Le « Gallery Weekend de Berlin » c’est trois jours complets durant lesquels 45 galeries ouvrent sans discontinuité leurs portes au monde de l’art et aux collectionneurs avec l’attention toute particulière qu’on peut en attendre pour un tel événement : expositions exceptionnelles dans les musées alentour, vernissages, cocktails et soirées conviviales, sans oublier le grand dîner des galeries qui change de lieu  à chaque édition et qui cette année rassemblait pas moins de 1400 invités assis placés sous la verrière du hall de l’ancienne gare Ostbahnhof.

C’est dans cet esprit que nous avons commencé notre parcours par l’exposition rétrospective sur David Wojnarowicz au musée KW. Artiste new yorkais poète, photographe, vidéaste, redécouvert récemment, mort du sida en 88 à 38 ans, figure de la lutte pour la cause homosexuelle dans les années 80 au moment des premiers ravages du sida dans les communautés artistiques de Soho et de Lower East Side. Emotion intense donnée par toutes ces pièces témoignant des temps du fondement du mouvement gay dans ses moments les plus beaux et les plus tragiques à la fois. En espérant que cette exposition initiée au Whitney à New York arrive un jour à Paris.

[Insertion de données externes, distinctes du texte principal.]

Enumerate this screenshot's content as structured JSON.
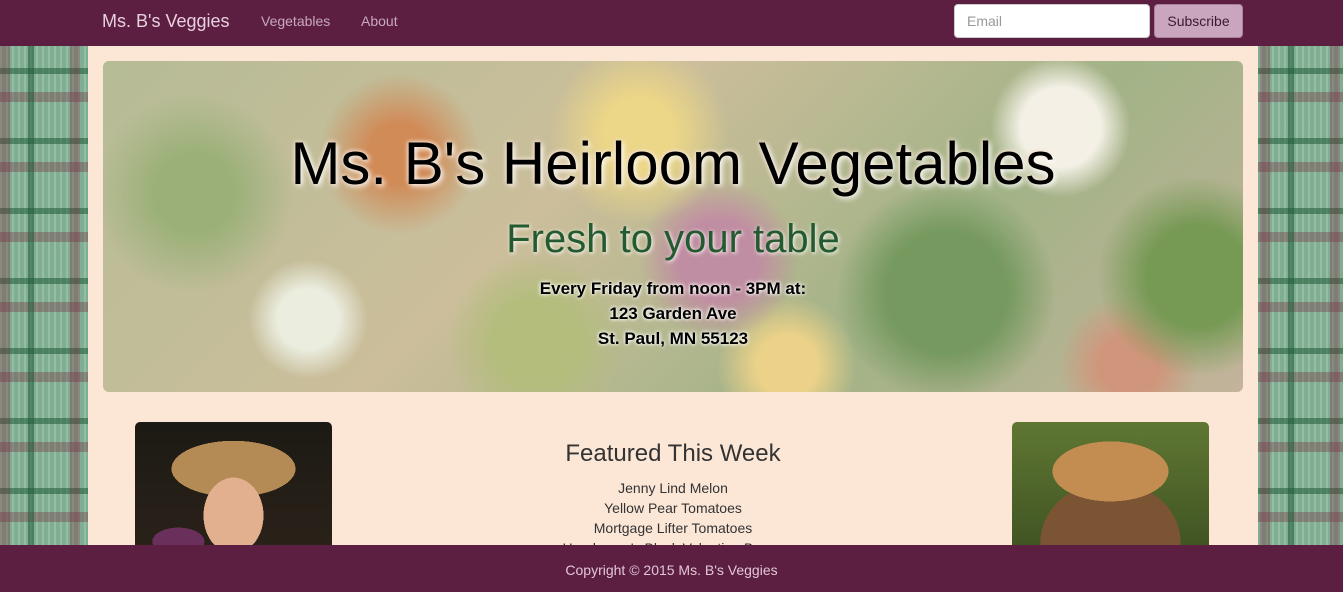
{
  "navbar": {
    "brand": "Ms. B's Veggies",
    "links": [
      "Vegetables",
      "About"
    ],
    "email_placeholder": "Email",
    "subscribe_label": "Subscribe"
  },
  "hero": {
    "title": "Ms. B's Heirloom Vegetables",
    "subtitle": "Fresh to your table",
    "schedule": "Every Friday from noon - 3PM at:",
    "address_line1": "123 Garden Ave",
    "address_line2": "St. Paul, MN 55123"
  },
  "featured": {
    "title": "Featured This Week",
    "items": [
      "Jenny Lind Melon",
      "Yellow Pear Tomatoes",
      "Mortgage Lifter Tomatoes",
      "Henderson's Black Valentine Beans"
    ]
  },
  "footer": {
    "copyright": "Copyright © 2015 Ms. B's Veggies"
  },
  "colors": {
    "nav_background": "#5c1f42",
    "content_background": "#fce7d7",
    "subtitle_green": "#245a30",
    "subscribe_button": "#c9a6bd"
  }
}
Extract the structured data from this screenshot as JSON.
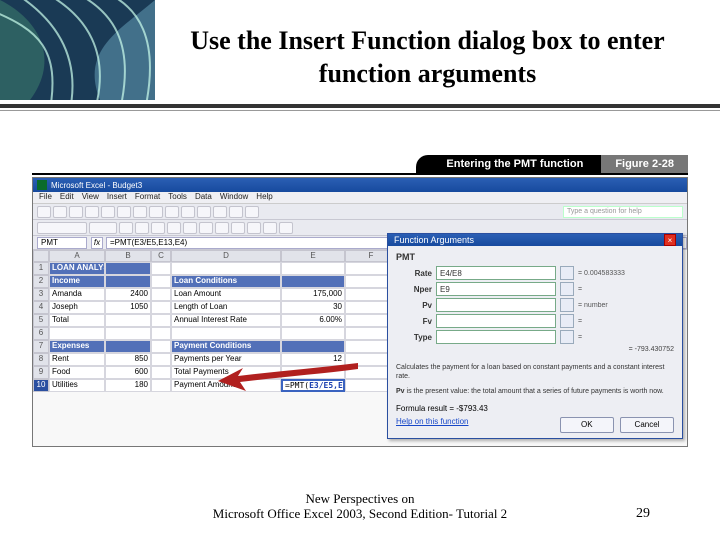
{
  "title": "Use the Insert Function dialog box to enter function arguments",
  "figure": {
    "caption": "Entering the PMT function",
    "label": "Figure 2-28"
  },
  "footer": {
    "left": "New Perspectives on",
    "right": "Microsoft Office Excel 2003, Second Edition- Tutorial 2",
    "page": "29"
  },
  "excel": {
    "title": "Microsoft Excel - Budget3",
    "menu": [
      "File",
      "Edit",
      "View",
      "Insert",
      "Format",
      "Tools",
      "Data",
      "Window",
      "Help"
    ],
    "search_placeholder": "Type a question for help",
    "namebox": "PMT",
    "formula": "=PMT(E3/E5,E13,E4)",
    "columns": [
      "A",
      "B",
      "C",
      "D",
      "E",
      "F"
    ],
    "rows": [
      {
        "a": "LOAN ANALYSIS",
        "hdr": true
      },
      {
        "a": "Income",
        "d": "Loan Conditions",
        "hdrL": true,
        "hdrR": true
      },
      {
        "a": "Amanda",
        "b": "2400",
        "d": "Loan Amount",
        "e": "175,000"
      },
      {
        "a": "Joseph",
        "b": "1050",
        "d": "Length of Loan",
        "e": "30"
      },
      {
        "a": "Total",
        "b": "",
        "d": "Annual Interest Rate",
        "e": "6.00%"
      },
      {
        "a": ""
      },
      {
        "a": "Expenses",
        "d": "Payment Conditions",
        "hdrL": true,
        "hdrR": true
      },
      {
        "a": "Rent",
        "b": "850",
        "d": "Payments per Year",
        "e": "12"
      },
      {
        "a": "Food",
        "b": "600",
        "d": "Total Payments",
        "e": ""
      },
      {
        "a": "Utilities",
        "b": "180",
        "d": "Payment Amount",
        "e_formula": true
      }
    ],
    "editing_formula": {
      "fn": "=PMT(",
      "args": "E3/E5,E13,E4",
      ")": ")"
    }
  },
  "dialog": {
    "title": "Function Arguments",
    "close": "×",
    "fn": "PMT",
    "args": [
      {
        "label": "Rate",
        "value": "E4/E8",
        "eval": "= 0.004583333"
      },
      {
        "label": "Nper",
        "value": "E9",
        "eval": "="
      },
      {
        "label": "Pv",
        "value": "",
        "eval": "= number"
      },
      {
        "label": "Fv",
        "value": "",
        "eval": "="
      },
      {
        "label": "Type",
        "value": "",
        "eval": "="
      }
    ],
    "result_inline": "= -793.430752",
    "desc1": "Calculates the payment for a loan based on constant payments and a constant interest rate.",
    "desc2_label": "Pv",
    "desc2": "is the present value: the total amount that a series of future payments is worth now.",
    "formula_result_label": "Formula result =",
    "formula_result": "-$793.43",
    "help": "Help on this function",
    "ok": "OK",
    "cancel": "Cancel"
  }
}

Avant d’entamer le parcours des galeries, nous sommes allés visiter le studio d’Helena situé à Hocheshönhausen dans les studios ID. Légers frissons en arrivant, il s’agit d’une ancienne usine de matériel d’espionnage de l’ex-RDA, construite en 1985 et reconvertie depuis en 270 studios d’artistes loués à des prix défiant toute concurrence. Un signe de l’attractivité toujours actuelle de Berlin pour les artistes. En face, la Gedenstätte, l’ancienne prison de la Stasi où jusqu’en 1989, il n’y a pas si longtemps, les bons agents de la dictature communiste interrogeaient, torturaient et internaient encore tous citoyens jugés hors ligne. On garde tous en tête le film ” la Vie des Autres”. Brève visite mémorielle des bureaux et salles d’interrogatoire. A conseiller à ceux qui rêvent encore des dictatures heureuses.

En fait, le cadre de ce 15ème weekend se veut largement ouvert par sa directrice Maike Cruse qui propose un plan de visite réparti en 4 zones géographiques : Mitte Nord, Charlottenburg, Schöneberg, et Mitte Süd Kreuzberg.

Mitte Nord, le hot spot des années 2000 après la chute du Mur, est devenu le coeur artistique vibrant de Berlin, pôle historique très animé avec ses hôtels typiques et restaurants branchés, proches des lieux d’art, du KW, de la Hamburger Bahnhof et de l’île des Musées. La galerie BQ y vernissait avec Raphaela Vogel, découverte en France l’année dernière lors de Paris Internationale et plus récemment à la fondation Cartier comme l’une des “ Jeunes artistes d’Europe”.  Sculptrice, vidéaste, elle associe, en une désarmante intimité, les matériaux artistiques les plus disparates – heavy metal, high-tech, peau d’animal, cabinet de toilette portable, musique classique et narguilé. A suivre.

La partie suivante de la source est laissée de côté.